Now that is not a criticism of the Federal Treasurer. It just happens to be the nature of things. Sure, the financial boffins have their magical models of the economy that make sure all the numbers add up, but they are the very same models that at this time a year ago were predicting a continuing surplus between receipts and expenditure. When the newspapers headline rising unemployment and a whopping budget deficit, remember that 12 months ago inflation was the fear.

A truthful government would be telling us in this year’s budget that just as last year they were unable to predict the course of forthcoming events, so it is this year. Things might turn out to be far worse than we are expecting and they might even turn out to be better. All we can promise is to keep doing the best that we can, while we hope for the best.

Tasmania shows the gambling way again. When it comes to legalising gambling Tasmania has been the pace maker among State Governments. Back in 1895 Premier Sir Edward Braddon welcomed George Adams to Hobart with his Tattersalls lotteries after governments in New South Wales and Queensland had legislated against them. New South Wales might have shown the way with poker machines in clubs, but it was down south in 1973 that Australia got its first legal casino. More recently the Tasmanians allowed the first betting exchange with Betfair and now the state is moving to get back its leadership in the bookmaking industry from the Northern Territory by abolishing completely betting turnover tax as part of its plan to privatise the Tasmanian TAB.

State Treasurer Michael Aird currently has legislation before the state upper house that would leave the government with no regular tax payments from the privatised business and without the ability it enjoys now to extract special cash dividends from the government enterprise. The only income to the state from the new owner will be a flat annual fee, set at about $4 million.

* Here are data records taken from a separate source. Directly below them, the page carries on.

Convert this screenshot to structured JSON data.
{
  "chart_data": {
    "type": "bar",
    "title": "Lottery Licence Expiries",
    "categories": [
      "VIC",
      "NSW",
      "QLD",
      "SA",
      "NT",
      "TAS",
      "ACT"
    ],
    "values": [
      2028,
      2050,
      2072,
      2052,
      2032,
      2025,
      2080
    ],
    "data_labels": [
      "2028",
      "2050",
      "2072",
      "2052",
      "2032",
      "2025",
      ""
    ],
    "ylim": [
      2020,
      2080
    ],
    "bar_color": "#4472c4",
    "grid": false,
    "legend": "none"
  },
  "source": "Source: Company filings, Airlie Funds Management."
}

No change fancied. The Crikey Interest Rate Indicator points to the Reserve Bank leaving rates on hold when it meets on the first Tuesday in May.

No surprise to Australians. With our history of voting “No” in referendums, Australians would not be surprised to learn that the citizens of Berlin on Sunday came out against a proposal to allow school students to take religion instead of compulsory ethics classes. The “Yes” vote supported by most church groups gained 48.5% of the votes. What was a surprise was that only 29.2 percent of Berlin’s 2.45 million eligible voters bothered to cast a ballot at all.